What the SEC’s Proposed ‘Exchange’ Definition Could Mean for DeFi
Legal challenges are likely imminent, as one lawyer argues the US securities regulator is “exceeding its statutory authorization”
DCStockPhotography/Shutterstock modified by Blockworks
The SEC’s proposal to expand the definition of an exchange would rattle the DeFi industry, but industry players are likely to strike back.
A crypto advocacy group and a securities-focused lawyer are among those saying the expanded definition could infringe on free speech, with the latter saying the US securities regulator could lose such a legal battle should an industry player bring one.
The SEC’s commission voted earlier this month to reopen the comment period — now set to expire on June 13 — on amendments that would alter the definition of an exchange.
This move came after the SEC last year sought to update its definition of an exchange — under Rule 3b-16 — “to include systems that offer the use of non-firm trading interest and what we termed communication protocols to bring together buyers and sellers of securities,” according to a statement by SEC Commissioner Caroline Crenshaw.
Val Dahiya, an attorney at Perkins Coie and chair of the law firm’s securities trading and markets practice, said the SEC is making clear it believes the current definition of ‘exchange’ applies to many crypto exchanges currently operating.
This would apply to DeFi players too, she noted.
“The SEC’s proposal to replace ‘orders’ with ‘trading interest;’ remove ‘multiple’ before ‘buyers and sellers;’ and add ‘communication protocols’ would meaningfully expand the SEC’s ability to enforce registration requirements against DeFi protocols that perform the functions of securities exchanges,” Dahiya said.
Exchanges under the federal securities laws are self-regulatory organizations that are required to regulate trading and participants on their platforms, she added.
“This appears fundamentally inconsistent with the decentralization point of DeFi, which will likely have a chilling effect on this emerging area,” Dahiya said.
A smart contract on a blockchain typically includes a user interface or website to bring together buyers and sellers, according to an SEC filing.
“If, for example, an organization deploys a smart contract that the organization cannot significantly alter or control but constitutes a marketplace for securities under existing Exchange Act Rule 3b-16 or Rule 3b-16, as proposed to be amended, then that organization would be an exchange and would be responsible for compliance with federal securities laws for that market place,” it states.
A legal challenge coming?
There is no way a DeFi protocol could comply with the existing requirements for regulated exchanges, according to J.W. Verret, counsel at Lawrence Law and associate professor of blockchain securities and corporate law at George Mason University.
“It’s impossible, so Gary Gensler’s position is effectively a position to simply destroy DeFi,” he told Blockworks. “I don’t think the SEC’s position is going to be tenable.
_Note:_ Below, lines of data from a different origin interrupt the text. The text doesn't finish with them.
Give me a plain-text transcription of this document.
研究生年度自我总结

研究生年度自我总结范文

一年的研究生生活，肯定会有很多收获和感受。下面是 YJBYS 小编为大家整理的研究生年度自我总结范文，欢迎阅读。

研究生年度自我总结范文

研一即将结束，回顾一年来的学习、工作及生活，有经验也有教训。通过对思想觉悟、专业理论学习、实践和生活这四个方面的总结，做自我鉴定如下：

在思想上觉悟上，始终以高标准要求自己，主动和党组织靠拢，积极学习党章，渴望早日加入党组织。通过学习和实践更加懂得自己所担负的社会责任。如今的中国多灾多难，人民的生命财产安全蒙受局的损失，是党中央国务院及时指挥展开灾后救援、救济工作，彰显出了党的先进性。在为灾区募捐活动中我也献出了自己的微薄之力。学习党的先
I think there will definitely be a legal challenge, and I think the odds are good that the legal challenge will succeed.”
Protocols such as Uniswap, which use smart contracts to execute trades, would potentially fall under the SEC’s proposed amended definition of an exchange.
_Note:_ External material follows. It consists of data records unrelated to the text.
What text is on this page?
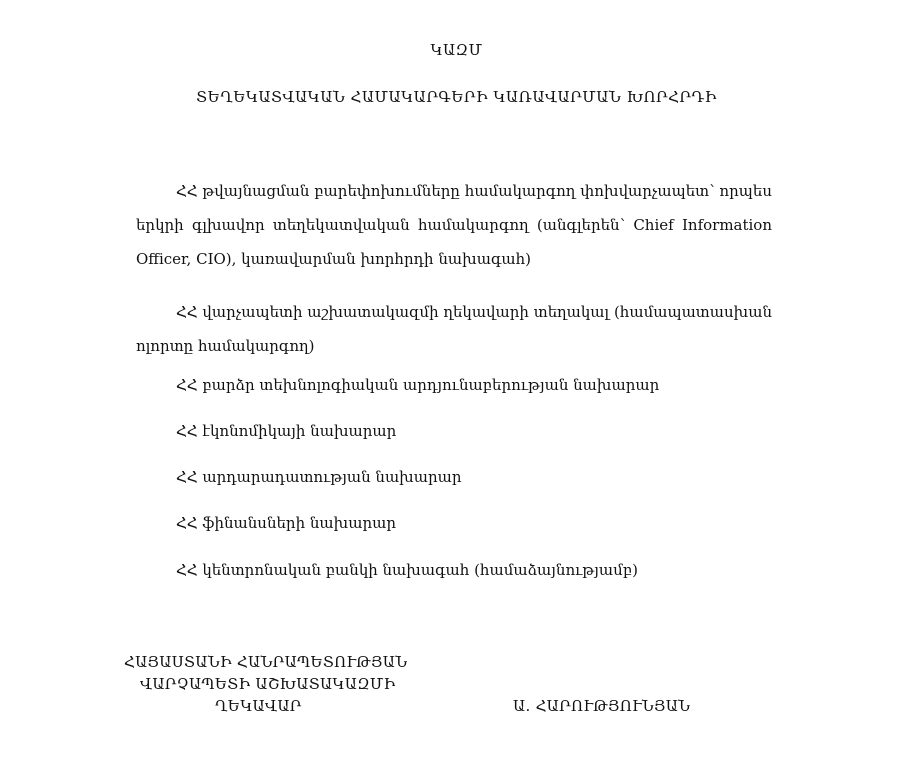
ԿԱԶՄ
ՏԵՂԵԿԱՏՎԱԿԱՆ ՀԱՄԱԿԱՐԳԵՐԻ ԿԱՌԱՎԱՐՄԱՆ ԽՈՐՀՐԴԻ
ՀՀ թվայնացման բարեփոխումները համակարգող փոխվարչապետ՝ որպես երկրի գլխավոր տեղեկատվական համակարգող (անգլերեն՝ Chief Information Officer, CIO), կառավարման խորհրդի նախագահ)
ՀՀ վարչապետի աշխատակազմի ղեկավարի տեղակալ (համապատասխան ոլորտը համակարգող)
ՀՀ բարձր տեխնոլոգիական արդյունաբերության նախարար
ՀՀ էկոնոմիկայի նախարար
ՀՀ արդարադատության նախարար
ՀՀ ֆինանսների նախարար
ՀՀ կենտրոնական բանկի նախագահ (համաձայնությամբ)
ՀԱՅԱՍՏԱՆԻ ՀԱՆՐԱՊԵՏՈՒԹՅԱՆ
ՎԱՐՉԱՊԵՏԻ ԱՇԽԱՏԱԿԱԶՄԻ
ՂԵԿԱՎԱՐ	Ա. ՀԱՐՈՒԹՅՈՒՆՅԱՆ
“Uniswap Labs will be submitting a detailed set of comments before the period closes that makes clear, among other things, that autonomous protocols are not exchanges,” a Uniswap spokesperson told Blockworks in a statement.
Crypto advocacy group Coin Center has already responded to the SEC’s proposal.
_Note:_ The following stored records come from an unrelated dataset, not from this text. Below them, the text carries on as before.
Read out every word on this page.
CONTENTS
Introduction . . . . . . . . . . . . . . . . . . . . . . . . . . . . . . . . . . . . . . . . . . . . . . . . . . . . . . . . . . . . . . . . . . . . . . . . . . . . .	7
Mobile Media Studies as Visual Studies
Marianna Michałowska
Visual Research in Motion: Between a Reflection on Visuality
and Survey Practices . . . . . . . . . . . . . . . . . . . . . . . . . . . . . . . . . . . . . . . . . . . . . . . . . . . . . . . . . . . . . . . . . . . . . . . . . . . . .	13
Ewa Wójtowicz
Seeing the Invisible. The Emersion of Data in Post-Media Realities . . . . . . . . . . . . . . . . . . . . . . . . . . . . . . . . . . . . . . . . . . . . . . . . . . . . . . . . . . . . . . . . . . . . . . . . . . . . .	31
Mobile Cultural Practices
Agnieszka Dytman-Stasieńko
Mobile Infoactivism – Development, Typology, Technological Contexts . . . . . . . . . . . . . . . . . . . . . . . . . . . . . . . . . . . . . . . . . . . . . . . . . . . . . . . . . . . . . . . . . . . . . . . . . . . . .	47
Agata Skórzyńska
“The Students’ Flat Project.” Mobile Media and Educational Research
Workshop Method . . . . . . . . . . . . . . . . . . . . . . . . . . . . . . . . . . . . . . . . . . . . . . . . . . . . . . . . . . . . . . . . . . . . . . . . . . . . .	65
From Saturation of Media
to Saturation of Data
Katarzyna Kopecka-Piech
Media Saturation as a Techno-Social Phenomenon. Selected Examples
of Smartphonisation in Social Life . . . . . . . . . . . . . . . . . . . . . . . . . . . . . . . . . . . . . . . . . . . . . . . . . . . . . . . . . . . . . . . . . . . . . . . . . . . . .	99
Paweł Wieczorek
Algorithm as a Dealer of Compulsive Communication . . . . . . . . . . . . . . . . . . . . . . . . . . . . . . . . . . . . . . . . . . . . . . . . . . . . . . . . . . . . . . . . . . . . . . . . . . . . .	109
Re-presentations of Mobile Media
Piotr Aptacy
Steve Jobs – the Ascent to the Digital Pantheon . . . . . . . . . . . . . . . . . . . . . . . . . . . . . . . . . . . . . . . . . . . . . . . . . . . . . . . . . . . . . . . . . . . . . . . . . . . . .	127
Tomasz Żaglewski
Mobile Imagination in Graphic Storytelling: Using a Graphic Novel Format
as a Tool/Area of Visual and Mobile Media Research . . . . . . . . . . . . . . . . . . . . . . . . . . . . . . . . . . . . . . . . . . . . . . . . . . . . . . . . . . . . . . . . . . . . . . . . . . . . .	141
Coin Center argued in an April 14 letter that the new definition would create “an inappropriately broad standard for registration” that would force software developers and technologists to self-censor — meaning it would be eligible for “a pre-enforcement challenge on First Amendment grounds.”
The group included computer code in the letter, noting that the SEC’s publishing of Coin Center’s comments could bring together the buyers and sellers who might use the protocol.
“The SEC has, in similar contexts [in the] past, modified proposed rules to make them less restrictive as constitutional issues became apparent,” Coin Center states. “The commission should do so again here.”
The SEC declined to comment.
Verret noted that the SEC has lost freedom of speech cases before.
The Supreme Court ruled, in the 1985 case Lowe v. Securities and Exchange Commission, for example, that the SEC could not stop a financial manager from publishing an investing newsletter just because its authors were not registered investment advisers.
There’s little difference between putting written code on internet hosting service Github or deploying it as a smart contract on Ethereum, Verret added.
“They’re both just global databases that can hold code, which is speech,” he said. “So the SEC doesn’t have statutory authorization to treat that as an exchange.”